Wednesday, January 11, 2023

Android Updates

Well once upon a time, it was very easy to develop, test and push into the PlayStore.  I guess Google became jealous of Apple and its layers of requirements.  At som epoint I do understand that they need to have standards, but these updates every year are time consuming for the single person developer.   I spent the last 3 days trying to move one app (TDust) into the play store.  Now part of it is truly my fault for not keeping the apps up to date.  So trying to move from API 24( #7) to the new required API 30 (#11) and 64 bit versions has been fun. I can test on Adroid 7,8,11 and 12 with the devices I have.  I actually went to Best Buy and bought an unlocked phone.  It was $165 if you activate it and $165 if you dont.  Naturally I did not activate.  It is more a less a mini tablet.

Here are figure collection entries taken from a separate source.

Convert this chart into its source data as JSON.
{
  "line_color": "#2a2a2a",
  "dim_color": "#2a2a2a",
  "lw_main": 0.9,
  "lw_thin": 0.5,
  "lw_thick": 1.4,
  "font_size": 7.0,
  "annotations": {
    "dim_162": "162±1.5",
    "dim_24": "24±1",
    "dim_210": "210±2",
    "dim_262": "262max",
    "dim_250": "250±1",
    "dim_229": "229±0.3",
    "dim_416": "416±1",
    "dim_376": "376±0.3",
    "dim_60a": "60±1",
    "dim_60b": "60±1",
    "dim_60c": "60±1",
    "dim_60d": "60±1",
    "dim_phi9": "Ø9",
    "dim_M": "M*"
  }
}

I had already done the Permission thing before, but Google keeps changing the permissions required.  When permissions were implemented, to use BLE you need to have location permissions. I suppose it is because there is small possibility that the location of the phone can be determined.  But this changed as the APIs advanced.  First it was coarse location then fine and now coming in API 31 (#12) no location as long as you swear on someone's grave you wont use BLE to find the phone's location.  Actually they are completely revamping the permissions around BLE it looks like.

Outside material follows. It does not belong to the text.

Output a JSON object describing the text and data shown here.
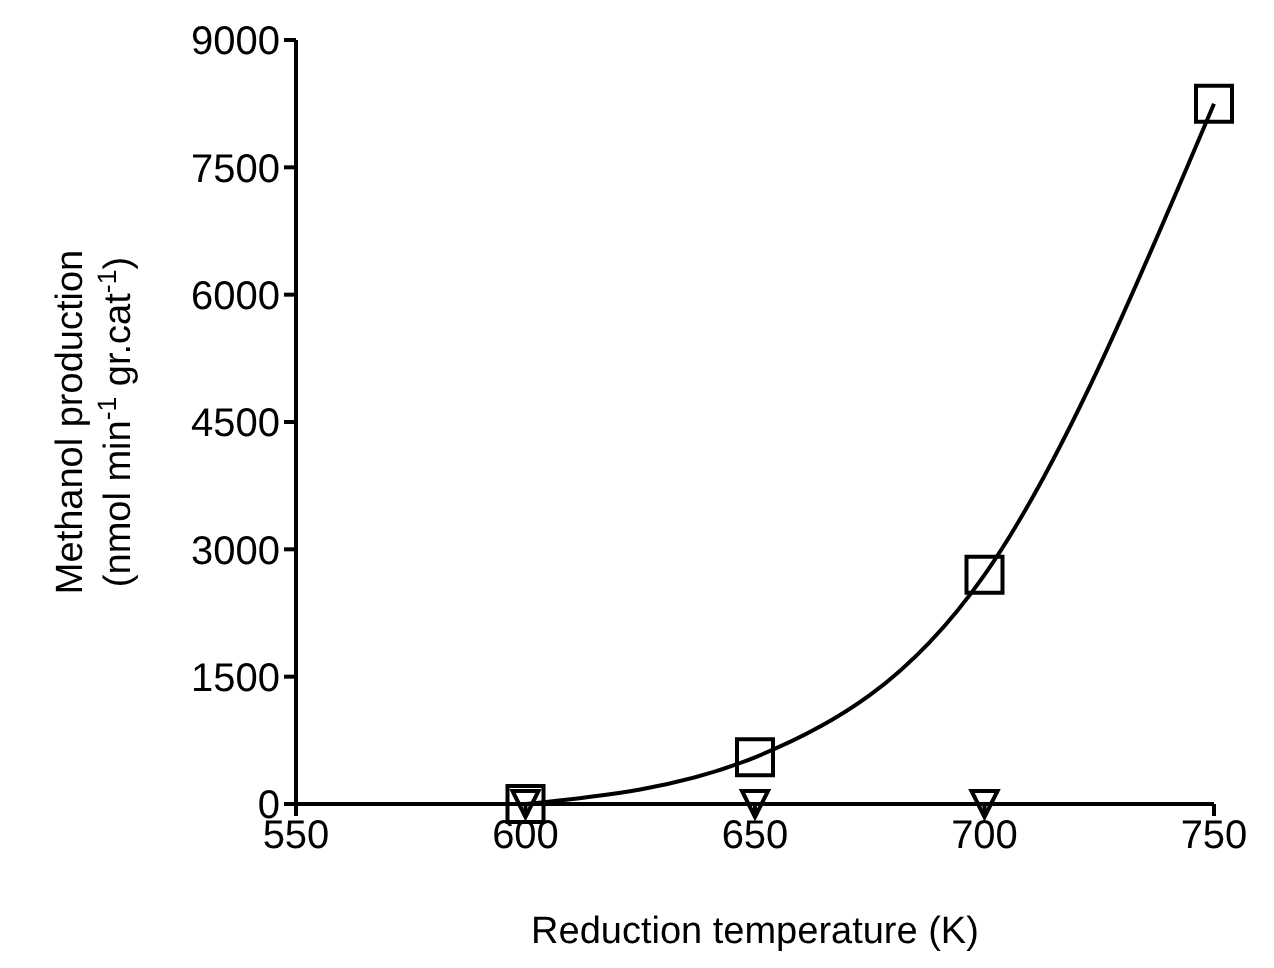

I am only complying with API 30 and the new App bundle requirement for now.  This is good for new apps until Aug 2022 and Updates until Nov 2022, at which point it is API 31/32.  With the price of gas, I assumed I would not be making many trips this summer, but that did not happen as we were gone much more than planned.  

When I went all the way to API 30, it all failed big time.  The program crashed, the debugger failed, it was a mess.  So I went back two revisions on the Embarcadero Delphi compiler, API 24 and the last set of code that worked from SVN.  That worked on all the devices, though Android complained a lot when installing on the newer devices. So I slowly marched up the API list.  One thing I did was create a separate code module to handle the permissions.  That way once I figured it out, it would hopefully work for all my programs.  When I got to API 29 (#10) I had to switch the compiler version, since the older version did not support API 29(#10).  This is where permissions started changing and I had to research what was happening.  After two days I finally got it all working on API 29.  I am now one step away.  At this point I had to move to the latest version of the compiler.  This caused quite a few library types to change, but I was smart enough to implement conditional compilation so that I could go back and forth on the compiler versions.  This proved useful as API 30 did not come easily.  But after a day of searching and changing, the app finally worked on all the devices with API 30 as the target.

Then uploading to the Play Store became another fun thing.  You cant upload APKs any more they have to be in the new App Bundle format. And now signing/encrypting the App is not good enough, the upload has to have a key also.  They can be the same, but they recommend against it.  Well I converted my existing key to the format they wanted but could not figure out how to generate a separate upload key.  So for now they are the same.  Supposedly I can change the upload key, I just cant change the App key.  I uploaded the app and then the Play Store went nuts about a permission, background location.  I had read the it was now required, but they wanted to know why I was using and to provide a 30 sec video showing how it was used.  Then a week or so they would get back to me.  So I deleted the upload, went back removed the permission and tested again.  It all seemed to work.  Upload this new version, no complaints and it was published.

But it cant end here.  I then tested the install on the devices. The older devices were still installing the older version, don't know why.  Something I have to look into.  But the 64 bit version just crashed on start.  So back to the devices.  The compiler keeps separate configs for debug and release.  I had failed to test the 64 bit release version.  Found a setting in the 64 bit release config that was wrong.  Once that was fixed, the 64 bit devices started working.

I still need to find out why the new 32bit version is not installing.  You would thing this is not a big deal, but............  The Samsung A13 I bought at Best Buy is an ARM8 64 bit, but they installed the 32 bit version of Android.  So even if Google is screaming 64bit to everyone, some of the big guys are still installing 32 bit OS, even on 64 bit ARMs. 

Next is the API 31/32 update due in Feb 2023 now.